İlham Verenler sohbetlerine devam ediyoruz. Bu haftaki konuğumuz Vileda Türkiye & Azerbaycan Genel Müdürü Serkan Şahin.
İsterseniz önce bir teşekkür ile başlayalım. Hayatınızda birine teşekkür edecek olsanız bu kim olurdu ve neden?
Bu sualinize düşünmeden, annem emekli öğretmen, Türkan Şahin olarak cevap verebilirim. O olmasaydı hayatım çok farklı bir doğrultuda ilerleyebilirdi.
Sizi tanıyabilir miyiz, yaşamınızdaki kilometre taşlarından bahseder misiniz?
Kısa kısa; ilkokulun ilk günü, dalış sporu ile tanışmam, basketbol, Anadolu Lisesi sınavı, ilk aşk, üniversite sınavı, üniversitede ilk gün, Philip Morris’te ilk iş günü, evlilik, büyük kızımın dünyaya “merhaba” dediği ilk gün, ikinci kızımın gelişi, diz ameliyatım, Colgate Global “You Can Make a Difference” dünya birincilik ödülüm ve Amerika seyahatim, Colgate Palmolive ile 4 sene süren Çin-Singapur-Malezya maceram, Türkiye’ye geri dönüşümün ilk günü, Antalya-İstanbul arası 700 mil deniz yolculuğum, ilk 35 metre serbest dalışım, Mondelez, Nestle ve Vileda'da ilk günüm.
Sizce sizi diğer herkesten farklılaştıran özellikleriniz neler?
Kendi fikrimden ziyade farklı şirketlerde farklı zamanlarda yapılan 360 derece değerlendirme raporlarının ortak sonuçlarını paylaşmak isterim. “Diğer herkesten farklılaştıran” yerine öne çıkan özelliklerim; Liderlik sitilim, yeniliğe açıklığım ve girişimciliğim diyebilirim.
Günlük yaşamınızda rutinleriniz var mıdır, varsa paylaşır mısınız?
Bir Başak burcu insanı olarak çok fazla rutinim var.

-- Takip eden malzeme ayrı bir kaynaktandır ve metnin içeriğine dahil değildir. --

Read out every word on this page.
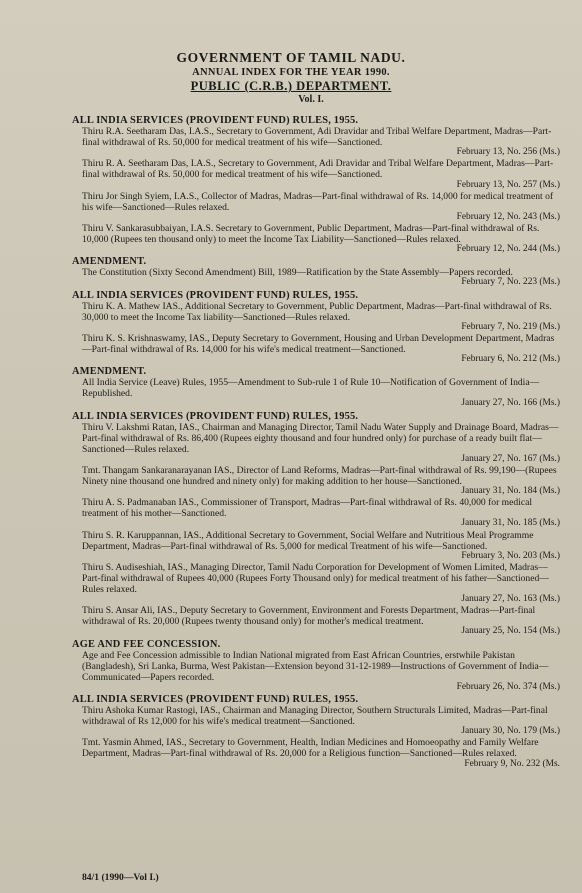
GOVERNMENT OF TAMIL NADU.
ANNUAL INDEX FOR THE YEAR 1990.
PUBLIC (C.R.B.) DEPARTMENT.
Vol. I.
ALL INDIA SERVICES (PROVIDENT FUND) RULES, 1955.
Thiru R.A. Seetharam Das, I.A.S., Secretary to Government, Adi Dravidar and Tribal Welfare Department, Madras—Part-final withdrawal of Rs. 50,000 for medical treatment of his wife—Sanctioned.
February 13, No. 256 (Ms.)
Thiru R. A. Seetharam Das, I.A.S., Secretary to Government, Adi Dravidar and Tribal Welfare Department, Madras—Part-final withdrawal of Rs. 50,000 for medical treatment of his wife—Sanctioned.
February 13, No. 257 (Ms.)
Thiru Jor Singh Syiem, I.A.S., Collector of Madras, Madras—Part-final withdrawal of Rs. 14,000 for medical treatment of his wife—Sanctioned—Rules relaxed.
February 12, No. 243 (Ms.)
Thiru V. Sankarasubbaiyan, I.A.S. Secretary to Government, Public Department, Madras—Part-final withdrawal of Rs. 10,000 (Rupees ten thousand only) to meet the Income Tax Liability—Sanctioned—Rules relaxed.
February 12, No. 244 (Ms.)
AMENDMENT.
The Constitution (Sixty Second Amendment) Bill, 1989—Ratification by the State Assembly—Papers recorded.
February 7, No. 223 (Ms.)
ALL INDIA SERVICES (PROVIDENT FUND) RULES, 1955.
Thiru K. A. Mathew IAS., Additional Secretary to Government, Public Department, Madras—Part-final withdrawal of Rs. 30,000 to meet the Income Tax liability—Sanctioned—Rules relaxed.
February 7, No. 219 (Ms.)
Thiru K. S. Krishnaswamy, IAS., Deputy Secretary to Government, Housing and Urban Development Department, Madras—Part-final withdrawal of Rs. 14,000 for his wife's medical treatment—Sanctioned.
February 6, No. 212 (Ms.)
AMENDMENT.
All India Service (Leave) Rules, 1955—Amendment to Sub-rule 1 of Rule 10—Notification of Government of India—Republished.
January 27, No. 166 (Ms.)
ALL INDIA SERVICES (PROVIDENT FUND) RULES, 1955.
Thiru V. Lakshmi Ratan, IAS., Chairman and Managing Director, Tamil Nadu Water Supply and Drainage Board, Madras—Part-final withdrawal of Rs. 86,400 (Rupees eighty thousand and four hundred only) for purchase of a ready built flat—Sanctioned—Rules relaxed.
January 27, No. 167 (Ms.)
Tmt. Thangam Sankaranarayanan IAS., Director of Land Reforms, Madras—Part-final withdrawal of Rs. 99,190—(Rupees Ninety nine thousand one hundred and ninety only) for making addition to her house—Sanctioned.
January 31, No. 184 (Ms.)
Thiru A. S. Padmanaban IAS., Commissioner of Transport, Madras—Part-final withdrawal of Rs. 40,000 for medical treatment of his mother—Sanctioned.
January 31, No. 185 (Ms.)
Thiru S. R. Karuppannan, IAS., Additional Secretary to Government, Social Welfare and Nutritious Meal Programme Department, Madras—Part-final withdrawal of Rs. 5,000 for medical Treatment of his wife—Sanctioned.
February 3, No. 203 (Ms.)
Thiru S. Audiseshiah, IAS., Managing Director, Tamil Nadu Corporation for Development of Women Limited, Madras—Part-final withdrawal of Rupees 40,000 (Rupees Forty Thousand only) for medical treatment of his father—Sanctioned—Rules relaxed.
January 27, No. 163 (Ms.)
Thiru S. Ansar Ali, IAS., Deputy Secretary to Government, Environment and Forests Department, Madras—Part-final withdrawal of Rs. 20,000 (Rupees twenty thousand only) for mother's medical treatment.
January 25, No. 154 (Ms.)
AGE AND FEE CONCESSION.
Age and Fee Concession admissible to Indian National migrated from East African Countries, erstwhile Pakistan (Bangladesh), Sri Lanka, Burma, West Pakistan—Extension beyond 31-12-1989—Instructions of Government of India—Communicated—Papers recorded.
February 26, No. 374 (Ms.)
ALL INDIA SERVICES (PROVIDENT FUND) RULES, 1955.
Thiru Ashoka Kumar Rastogi, IAS., Chairman and Managing Director, Southern Structurals Limited, Madras—Part-final withdrawal of Rs 12,000 for his wife's medical treatment—Sanctioned.
January 30, No. 179 (Ms.)
Tmt. Yasmin Ahmed, IAS., Secretary to Government, Health, Indian Medicines and Homoeopathy and Family Welfare Department, Madras—Part-final withdrawal of Rs. 20,000 for a Religious function—Sanctioned—Rules relaxed.
February 9, No. 232 (Ms.
84/1 (1990—Vol I.)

Kısaca; sabah erken kalkmak, nefes egzersizimi, mutlaka sporumu, o günün ve sonraki 3 günün programını yapmak; kızlarım ve kedim ile vakit geçirmek olarak sıralayabilirim.
Bilinmeyen bir yönünüz var mı?
Ailemden, dededen gelen 360 derece deniz adamıyım. Kızlarımın ismi Ada ve Su, yeğenlerimin adları Mercan ve Marin. Adı “The Other Woman” olan bir deniz aracım vardı. Serbest dalış ile ilgiliyimdir. Tek nefes 35 metre dalıyorum. Etik zıpkınla balık avı tutkunuyum.

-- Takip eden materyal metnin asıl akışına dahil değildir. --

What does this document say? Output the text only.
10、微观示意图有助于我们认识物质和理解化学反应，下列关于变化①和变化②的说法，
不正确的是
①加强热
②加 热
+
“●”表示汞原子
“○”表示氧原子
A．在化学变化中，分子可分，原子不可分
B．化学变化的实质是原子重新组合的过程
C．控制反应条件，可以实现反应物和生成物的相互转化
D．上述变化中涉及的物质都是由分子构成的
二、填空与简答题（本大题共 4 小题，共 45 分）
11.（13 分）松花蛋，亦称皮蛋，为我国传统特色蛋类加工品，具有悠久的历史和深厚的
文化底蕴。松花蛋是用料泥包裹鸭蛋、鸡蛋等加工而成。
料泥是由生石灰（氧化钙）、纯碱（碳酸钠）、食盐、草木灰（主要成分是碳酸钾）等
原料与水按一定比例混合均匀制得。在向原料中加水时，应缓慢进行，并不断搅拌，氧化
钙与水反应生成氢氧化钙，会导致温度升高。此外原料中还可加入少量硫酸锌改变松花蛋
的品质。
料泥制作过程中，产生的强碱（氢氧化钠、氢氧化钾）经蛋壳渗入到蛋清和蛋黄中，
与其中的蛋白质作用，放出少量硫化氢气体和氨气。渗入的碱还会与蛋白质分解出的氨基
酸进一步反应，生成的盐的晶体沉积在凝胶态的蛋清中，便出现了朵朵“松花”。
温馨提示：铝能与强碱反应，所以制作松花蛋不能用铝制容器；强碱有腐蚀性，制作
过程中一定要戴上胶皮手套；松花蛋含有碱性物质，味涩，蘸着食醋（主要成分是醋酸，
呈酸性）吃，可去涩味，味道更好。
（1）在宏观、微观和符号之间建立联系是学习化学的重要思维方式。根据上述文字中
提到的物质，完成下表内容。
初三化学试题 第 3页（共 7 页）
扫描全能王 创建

Satış dünyasında olmak sizin için bilinçli bir tercih miydi?
Son 3 senedir her ne kadar satış kimliğimi bir kenara bıraksam da kökenim satıştır. Bu tamamen bilinçli bir tercihtir.
Ekibinize alacağınız kişilerde nelere dikkat edersiniz?
- Güven vermesi
- Bir takım oyuncusu olması (Bencil olmayan; başarıyı da başarısızlığı da paylaşmayı bilen)
- Girişim ruhu (Yeni yollar deneyen, meraklı)
- Yılmadan sonuca odaklılık (Sadece “Ne” değil “Nasıl” a da önem veren)
- İşini analiz etme yeteneği
Ekibinizi motive etmek için hangi araçlardan yararlanırsınız?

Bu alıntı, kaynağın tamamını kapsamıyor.